My Ideal Speech-to-Text Transcription Workflow
This is about transcription speech to text workflow. Ideally, I would be able to transcribe a clip, not a sequence, and the transcription would live on the clip, not on a sequence, because I'm using transcription to have a script with which I can cut down a video, not using transcription to create captions for export.
So after I create a transcription for a clip, and apply it as subtitles to the clip, either I would like to be able to export the subtitles to a csv file like I can do with markers, which would include both the subtitle and the timecodes for each subtitle. This, I would import into a spreadsheet that I would then use to put together a paper cut for the interview. This is essentially how I work now, I export markers I create while watching down a clip.
Or, whether or not it's tied to a sequence or the clip, I would want to be able to take the subtitles that it creates and convert them to markers on the clip, or on the sequence. Then I would export the markers just like I can do now with markers that I generate manually, which would have each marker tied to a timecode.
Really great work on this so far, it's so close to being exactly what I need to really supercharge my workflow. Thanks!!

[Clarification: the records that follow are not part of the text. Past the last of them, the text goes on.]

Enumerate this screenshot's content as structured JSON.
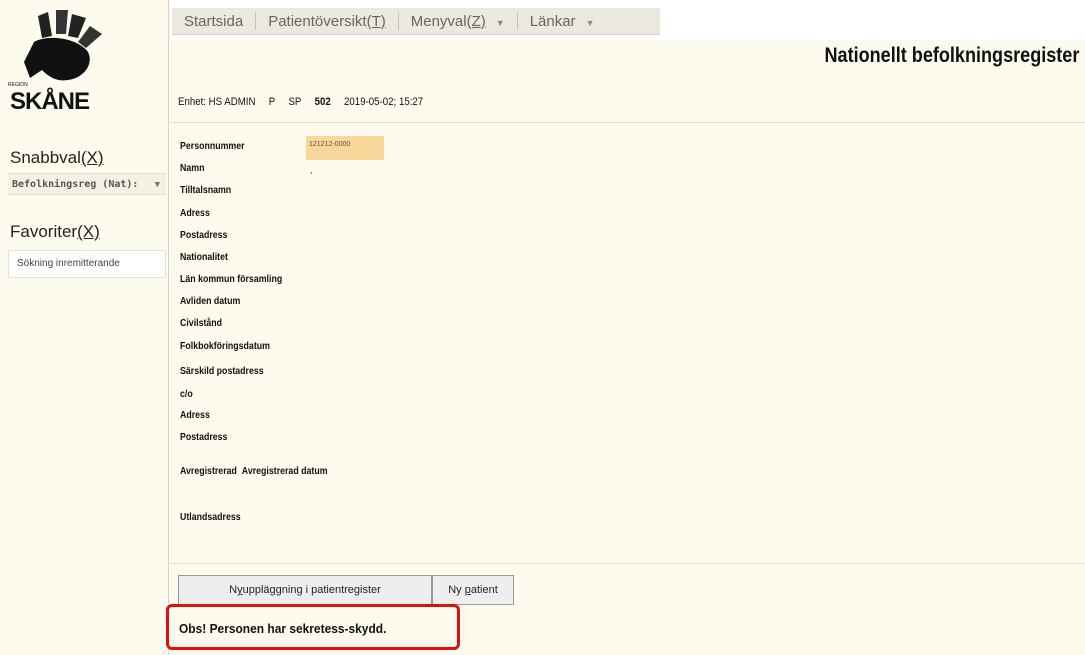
{
  "sidebar": {
    "logo_small": "REGION",
    "logo_text": "SKÅNE",
    "snabbval": {
      "label": "Snabbval",
      "key": "(X)"
    },
    "snabbval_select": "Befolkningsreg (Nat):",
    "favoriter": {
      "label": "Favoriter",
      "key": "(X)"
    },
    "favoriter_item": "Sökning inremitterande"
  },
  "topbar": {
    "startsida": "Startsida",
    "patientoversikt": {
      "label": "Patientöversikt",
      "key": "(T)"
    },
    "menyval": {
      "label": "Menyval",
      "key": "(Z)"
    },
    "lankar": "Länkar"
  },
  "page": {
    "title": "Nationellt befolkningsregister"
  },
  "info": {
    "enhet": "Enhet: HS ADMIN",
    "p": "P",
    "sp": "SP",
    "sp_num": "502",
    "datetime": "2019-05-02; 15:27"
  },
  "fields": {
    "personnummer": "Personnummer",
    "personnummer_value": "121212-0000",
    "namn": "Namn",
    "namn_value": ",",
    "tilltalsnamn": "Tilltalsnamn",
    "adress": "Adress",
    "postadress": "Postadress",
    "nationalitet": "Nationalitet",
    "lan_kommun": "Län kommun församling",
    "avliden": "Avliden datum",
    "civilstand": "Civilstånd",
    "folkbokforing": "Folkbokföringsdatum",
    "sarskild": "Särskild postadress",
    "co": "c/o",
    "adress2": "Adress",
    "postadress2": "Postadress",
    "avregistrerad": "Avregistrerad",
    "avregistrerad_datum": "Avregistrerad datum",
    "utlandsadress": "Utlandsadress"
  },
  "buttons": {
    "nyupplaggning": {
      "pre": "N",
      "u": "y",
      "post": "uppläggning i patientregister"
    },
    "ny_patient": {
      "pre": "Ny ",
      "u": "p",
      "post": "atient"
    }
  },
  "notice": "Obs! Personen har sekretess-skydd.",
  "colors": {
    "panel_bg": "#fdfbee",
    "highlight": "#f7d89a",
    "notice_border": "#e01010"
  }
}
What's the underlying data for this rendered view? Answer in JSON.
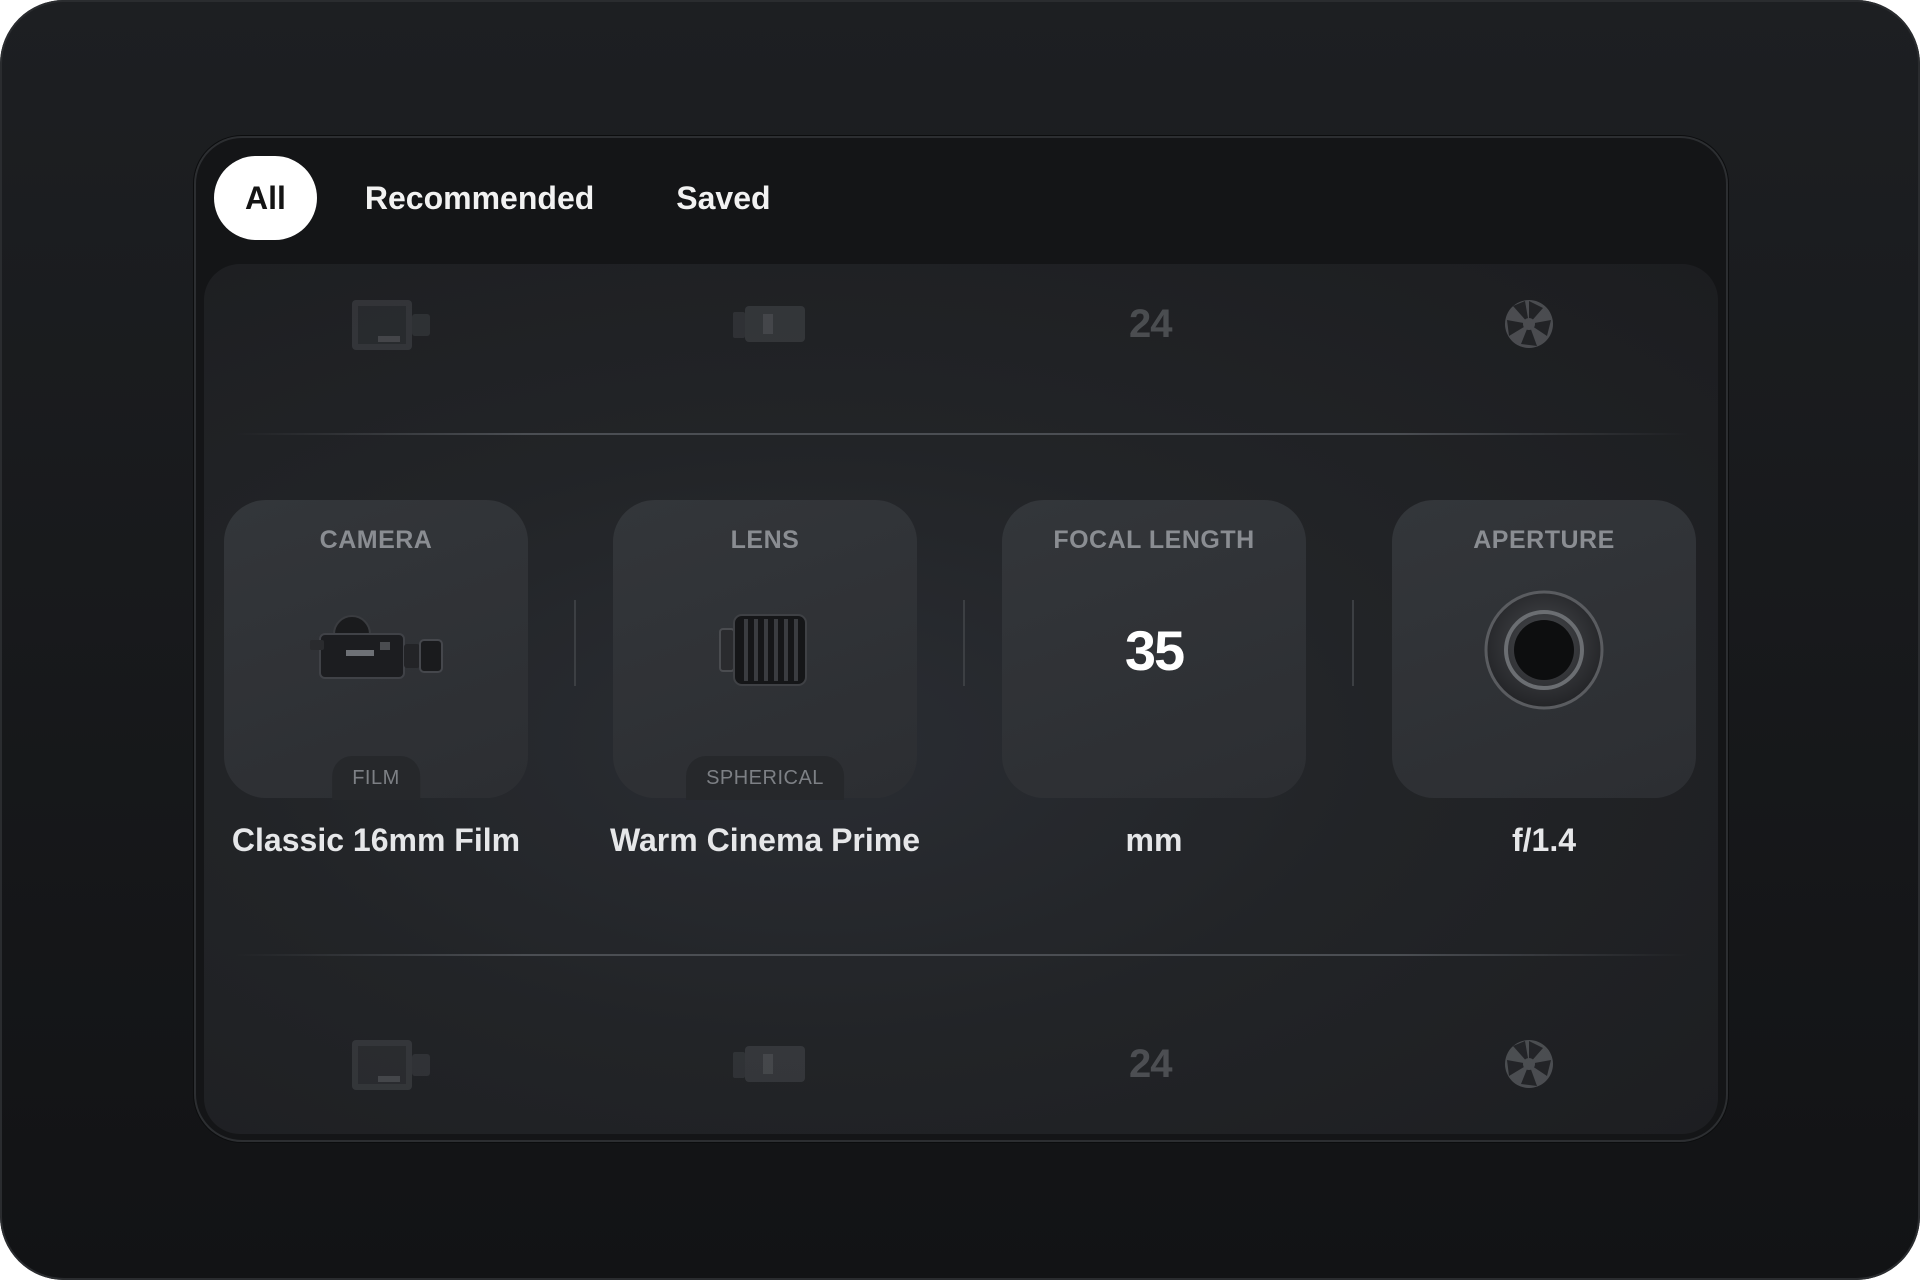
{
  "tabs": [
    {
      "label": "All",
      "active": true
    },
    {
      "label": "Recommended",
      "active": false
    },
    {
      "label": "Saved",
      "active": false
    }
  ],
  "ghost_rows": {
    "focal_value": "24"
  },
  "cards": {
    "camera": {
      "title": "CAMERA",
      "badge": "FILM",
      "caption": "Classic 16mm Film"
    },
    "lens": {
      "title": "LENS",
      "badge": "SPHERICAL",
      "caption": "Warm Cinema Prime"
    },
    "focal": {
      "title": "FOCAL LENGTH",
      "value": "35",
      "caption": "mm"
    },
    "aperture": {
      "title": "APERTURE",
      "caption": "f/1.4"
    }
  },
  "icons": {
    "camera": "film-camera-icon",
    "lens": "cine-lens-icon",
    "aperture": "aperture-ring-icon",
    "ghost_aperture": "aperture-blades-icon"
  },
  "colors": {
    "background": "#1d1f22",
    "panel": "#141517",
    "card": "#303236",
    "active_tab": "#ffffff",
    "text": "#e6e7e9",
    "muted": "#8a8d92"
  }
}
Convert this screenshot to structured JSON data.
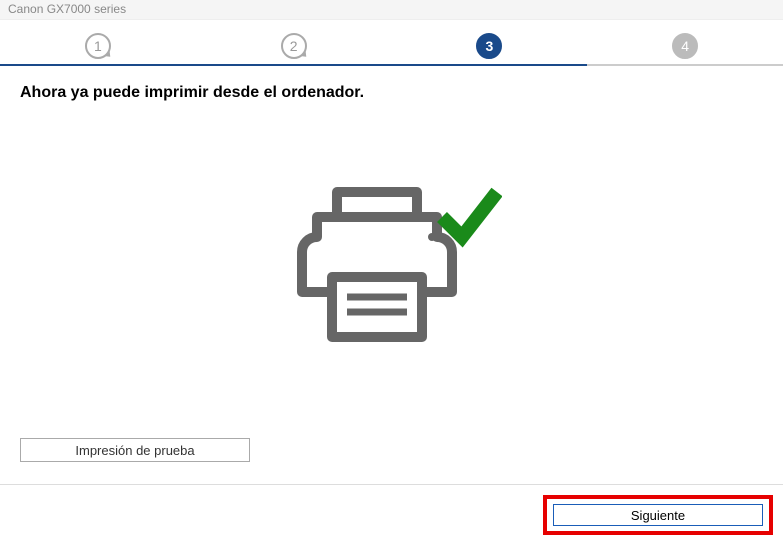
{
  "window": {
    "title": "Canon GX7000 series"
  },
  "stepper": {
    "steps": [
      "1",
      "2",
      "3",
      "4"
    ],
    "active_index": 2
  },
  "content": {
    "message": "Ahora ya puede imprimir desde el ordenador."
  },
  "buttons": {
    "test_print": "Impresión de prueba",
    "next": "Siguiente"
  },
  "icons": {
    "printer": "printer-icon",
    "checkmark": "checkmark-icon"
  },
  "colors": {
    "accent": "#1a4a8a",
    "success": "#1a8a1a",
    "highlight": "#e60000"
  }
}
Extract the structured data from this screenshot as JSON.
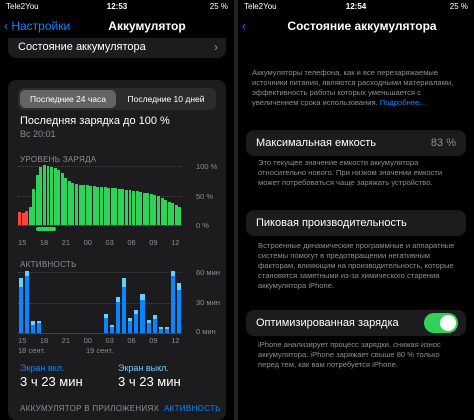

Daniel DeStefano commented
One more thing, I see that the transcription breaks up the interview into paragraphs, but I'm not seeing the rhyme or reason for paragraph breaks. In my sequence, I have long periods of monologue, then long periods of silence, then the speaker speaks again. If the transcription used those long periods of silence to put in paragraph breaks, that would definitely be more ideal. I'm not sure what it is as of now that puts in paragraph breaks, but based on where the big silences are, would be perfect.